L’humiliation vécue samedi face à la Nouvelle-Zélande a marqué la fin d’une ère, celle de Philippe Saint-André. Joueur flamboyant, le natif de Romans-sur-Isère n’a jamais réussi à réinstaurer le tant attendu « French Flair » qu’il incarnait pourtant dans les années quatre-vingt-dix. Pendant quatre ans les défenseurs du fameux adage « La belle à l’aile la vie est belle » ont mangé leur pain noir. Mais alors offrir un jeu d’attaque si restrictif devait-il s’inscrire dans une logique de résultat ? Parce que ceux obtenus par le XV de France sous les ordres du « goret » n’ont pas non plus fait lever les foules. Pire. Ils se sont avérés les plus mauvais de l’histoire française du rugby professionnel. Depuis l’arrivée du 21è siècle le XV de France a remporté cinq fois le tournoi des 6 nations : six sous Bernard Laporte, un sous les ordres de Marc Lièvremont pour aucun sous PSA (quatrièmes à trois reprises (2012, 2014 et 2015) et sixièmes en 2013). Le XV de France serait-il passé du rang de meilleure nation d’Europe à celui de vilain petit canard du rugby européen ? Cette dernière Coupe du monde pourrait le laisser penser. Si les Anglais ne sont pas sortis de leur poule, cette dernière était très relevée avec notamment le Pays de Galles et l’Australie. Les Gallois, justement sont passés à deux doigts d’éliminer l’Afrique du Sud en quart de finale (défaite 23-19). Du côté des Irlandais, c’est la flamboyante argentine qui dû s’employer pour les éliminer du tournoi. Enfin l’exemple le plus criant et celui de l’Écosse. Inférieurs aux Bleus sur le papier les joueurs de Vern Cotter sont passés à un petit point et une grosse erreur d’arbitrage à la 78e d’une demi-finale au dépend de l’Australie. Finalement seuls les Italiens ont été encore moins en jambes que le XV de France. Mais alors comment inverser cette tendance, avant qu’il ne soit trop tard ? La réponse sera (peut-être !) apportée par Guy Novès, à qui seront remises les clés du bateau à la dérive, début novembre.
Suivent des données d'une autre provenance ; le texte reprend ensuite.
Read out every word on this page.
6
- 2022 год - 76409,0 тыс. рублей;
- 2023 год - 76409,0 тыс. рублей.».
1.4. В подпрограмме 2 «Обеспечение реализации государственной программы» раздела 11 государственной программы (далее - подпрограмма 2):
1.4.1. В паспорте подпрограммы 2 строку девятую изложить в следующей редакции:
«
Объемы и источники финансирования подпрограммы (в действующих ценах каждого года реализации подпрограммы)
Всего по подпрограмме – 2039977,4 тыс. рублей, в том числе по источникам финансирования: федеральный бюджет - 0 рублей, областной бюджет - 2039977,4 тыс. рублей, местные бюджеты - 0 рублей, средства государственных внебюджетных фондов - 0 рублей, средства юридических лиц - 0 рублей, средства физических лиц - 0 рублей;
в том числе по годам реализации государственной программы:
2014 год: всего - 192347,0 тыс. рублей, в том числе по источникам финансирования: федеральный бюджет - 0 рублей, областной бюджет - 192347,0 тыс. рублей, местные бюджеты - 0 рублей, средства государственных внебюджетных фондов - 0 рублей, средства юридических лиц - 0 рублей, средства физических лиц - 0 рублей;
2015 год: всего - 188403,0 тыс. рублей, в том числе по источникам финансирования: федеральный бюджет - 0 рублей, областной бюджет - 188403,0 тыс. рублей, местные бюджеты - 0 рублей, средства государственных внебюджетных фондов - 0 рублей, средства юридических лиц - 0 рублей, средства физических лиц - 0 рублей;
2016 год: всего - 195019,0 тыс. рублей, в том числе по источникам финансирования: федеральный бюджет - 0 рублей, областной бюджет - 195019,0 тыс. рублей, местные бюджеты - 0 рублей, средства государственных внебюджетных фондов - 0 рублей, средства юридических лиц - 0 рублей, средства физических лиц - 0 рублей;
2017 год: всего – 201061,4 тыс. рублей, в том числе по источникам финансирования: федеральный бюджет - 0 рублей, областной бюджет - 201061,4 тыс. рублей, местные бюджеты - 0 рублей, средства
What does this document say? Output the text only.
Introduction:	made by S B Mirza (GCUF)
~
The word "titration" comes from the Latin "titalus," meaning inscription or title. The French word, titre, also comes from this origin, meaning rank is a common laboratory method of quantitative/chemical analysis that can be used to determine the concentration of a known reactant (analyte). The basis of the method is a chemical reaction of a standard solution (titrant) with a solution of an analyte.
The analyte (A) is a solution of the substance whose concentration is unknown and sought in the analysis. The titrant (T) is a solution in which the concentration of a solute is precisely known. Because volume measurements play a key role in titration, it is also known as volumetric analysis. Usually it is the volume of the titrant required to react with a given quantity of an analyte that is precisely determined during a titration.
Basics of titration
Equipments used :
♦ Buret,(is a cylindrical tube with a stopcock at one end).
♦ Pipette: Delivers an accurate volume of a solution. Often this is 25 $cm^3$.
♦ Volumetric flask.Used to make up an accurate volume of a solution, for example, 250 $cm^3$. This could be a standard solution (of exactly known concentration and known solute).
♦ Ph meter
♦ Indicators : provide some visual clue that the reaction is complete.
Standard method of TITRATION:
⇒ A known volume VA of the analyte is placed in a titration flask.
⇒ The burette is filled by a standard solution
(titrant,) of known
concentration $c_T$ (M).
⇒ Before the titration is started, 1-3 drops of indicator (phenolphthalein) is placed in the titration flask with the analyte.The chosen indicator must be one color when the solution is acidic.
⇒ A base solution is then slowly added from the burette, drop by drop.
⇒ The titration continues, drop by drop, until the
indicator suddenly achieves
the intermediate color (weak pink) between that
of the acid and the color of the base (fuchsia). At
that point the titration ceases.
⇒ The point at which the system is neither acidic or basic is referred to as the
Novès attendu comme le messie

Il a tout gagné avec le Stade Toulousain (Dix fois champion de France et quatre fois champion d’Europe, à quoi on peut rajouter un challenge Yves du Manoir, une coupe de France, un trophée des Champions et un trophée de Coubertin) et est attendu par l’ensemble des sympathisants du XV de France.

 

Au-delà de ses 70 % de victoires à la tête du club rouge et noir, Guy Novès a surtout été le symbole d’un jeu aéré tout en conservant son efficacité. Celui que les Toulousains surnomment « le sorcier » est donc attendu comme le messie. Tant pour relancer le volume de jeu du XV de France que les résultats, au combien désastreux sous la direction de Philippe Saint-André. Comment va-t-il faire ? S’appuyer sur un groupe qu’il emmènera de son premier tournoi des 6 nations à la fin de son mandat ? Faire comme Philippe Saint-André et essayer une multitude de joueurs et se tenir à la politique de « l’homme en forme » ? Quid des joueurs cadres du mandat PSA ? Les jeunes joueurs auront-ils leur chance ? Tant de question que résoudra, en partie, la première liste que le futur sélectionneur devrait annoncer à l’aube du tournoi des 6 nations 2016. Pierrick Ilic-Ruffinatti.